The duo add that even though anti-venom serum should not be used inappropriately, as per S.L. Seneviratne, C.J. Opanayaka, N.S. Ratnayake, K.E. Kumara, A.M. Sugathadasa, N. Weerasuriya, W.A. Wickrama, S.B. Gunatilake, and H.J. de Silva’s “Use of anti-venom serum in snakebite: A prospective study of hospital practice in the Gampaha District”, practices such as administering the Haffkine polyvalent anti-venom serum (an average dose of 10 g costs Rs. 8,000 per patient) for hump-nosed viper bites still continues.

De Silva et al. also found that the currently available polyvalent Haffkine anti-venom serum was more effective than the monovalent Polonga Tab anti-venom serum, the latter of which is specifically prepared against the Sri Lankan Russell’s viper venom.

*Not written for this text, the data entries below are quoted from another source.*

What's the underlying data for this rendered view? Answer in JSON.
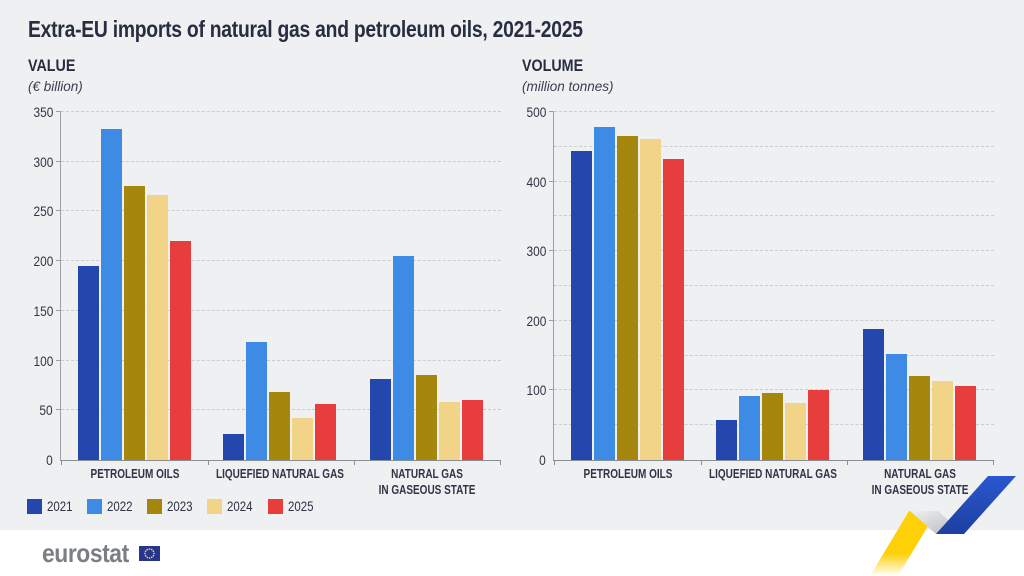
{
  "page": {
    "title": "Extra-EU imports of natural gas and petroleum oils, 2021-2025",
    "background_color": "#eff0f1"
  },
  "legend": {
    "position": "bottom-left",
    "items": [
      {
        "label": "2021",
        "color": "#2447ad"
      },
      {
        "label": "2022",
        "color": "#3d8be4"
      },
      {
        "label": "2023",
        "color": "#a5870e"
      },
      {
        "label": "2024",
        "color": "#f2d489"
      },
      {
        "label": "2025",
        "color": "#e73d3d"
      }
    ]
  },
  "chart_data": [
    {
      "type": "bar",
      "title": "VALUE",
      "subtitle": "(€ billion)",
      "ylabel": "€ billion",
      "ylim": [
        0,
        350
      ],
      "grid_step": 50,
      "label_step": 50,
      "grid": "horizontal-dashed",
      "categories": [
        "PETROLEUM OILS",
        "LIQUEFIED NATURAL GAS",
        "NATURAL GAS\nIN GASEOUS STATE"
      ],
      "series": [
        {
          "name": "2021",
          "color": "#2447ad",
          "values": [
            195,
            26,
            81
          ]
        },
        {
          "name": "2022",
          "color": "#3d8be4",
          "values": [
            333,
            119,
            205
          ]
        },
        {
          "name": "2023",
          "color": "#a5870e",
          "values": [
            276,
            68,
            86
          ]
        },
        {
          "name": "2024",
          "color": "#f2d489",
          "values": [
            267,
            42,
            58
          ]
        },
        {
          "name": "2025",
          "color": "#e73d3d",
          "values": [
            220,
            56,
            60
          ]
        }
      ]
    },
    {
      "type": "bar",
      "title": "VOLUME",
      "subtitle": "(million tonnes)",
      "ylabel": "million tonnes",
      "ylim": [
        0,
        500
      ],
      "grid_step": 50,
      "label_step": 100,
      "grid": "horizontal-dashed",
      "categories": [
        "PETROLEUM OILS",
        "LIQUEFIED NATURAL GAS",
        "NATURAL GAS\nIN GASEOUS STATE"
      ],
      "series": [
        {
          "name": "2021",
          "color": "#2447ad",
          "values": [
            444,
            58,
            188
          ]
        },
        {
          "name": "2022",
          "color": "#3d8be4",
          "values": [
            478,
            92,
            152
          ]
        },
        {
          "name": "2023",
          "color": "#a5870e",
          "values": [
            465,
            96,
            120
          ]
        },
        {
          "name": "2024",
          "color": "#f2d489",
          "values": [
            461,
            82,
            113
          ]
        },
        {
          "name": "2025",
          "color": "#e73d3d",
          "values": [
            433,
            101,
            107
          ]
        }
      ]
    }
  ],
  "footer": {
    "brand": "eurostat",
    "flag_field_color": "#26368f",
    "flag_star_color": "#ffd617"
  },
  "ribbon": {
    "yellow": "#fdd008",
    "gray": "#bfc2c5",
    "blue": "#2553cb"
  }
}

Moreover, De Silva et al. further add that the reported rates of adverse reactions to the polyvalent anti-venom serum used in Sri Lanka vary from about 30-68% with only a small proportion of 5-10% of such reactions appearing to be severe, while in the case of the monovalent anti-venom Polonga Tab, the overall rate of adverse reactions reported is 34% for suboptimal doses of the anti-venom serum. Therefore, they note that there are also concerns about the possibility of more frequent adverse reactions owing to the use of a more effective higher initial dose of the Polonga Tab.

Explaining further, Raveendran and Vidanapathirana elaborate that proper molecular studies on Sri Lankan snake venom and dose-dependent studies were not done in Sri Lanka owing to practical reasons.

In conclusion, they add that assuming that the molecules of Indian snakes are the same as Sri Lankan ones is questionable, and may, according to the duo, also have contributed to the death in this case.

“What doctors treating snakebite envenoming in Sri Lanka require is an effective, low-reactogenic, cheap, and polyvalent anti-venom serum. Until that becomes available, the currently available anti-sera imported from India seems good enough. However, the role played by the non-availability of species-specific anti-venom and the efficacy of common anti-snake venom should be further studied prior to giving opinions regarding medical negligence,” it was noted.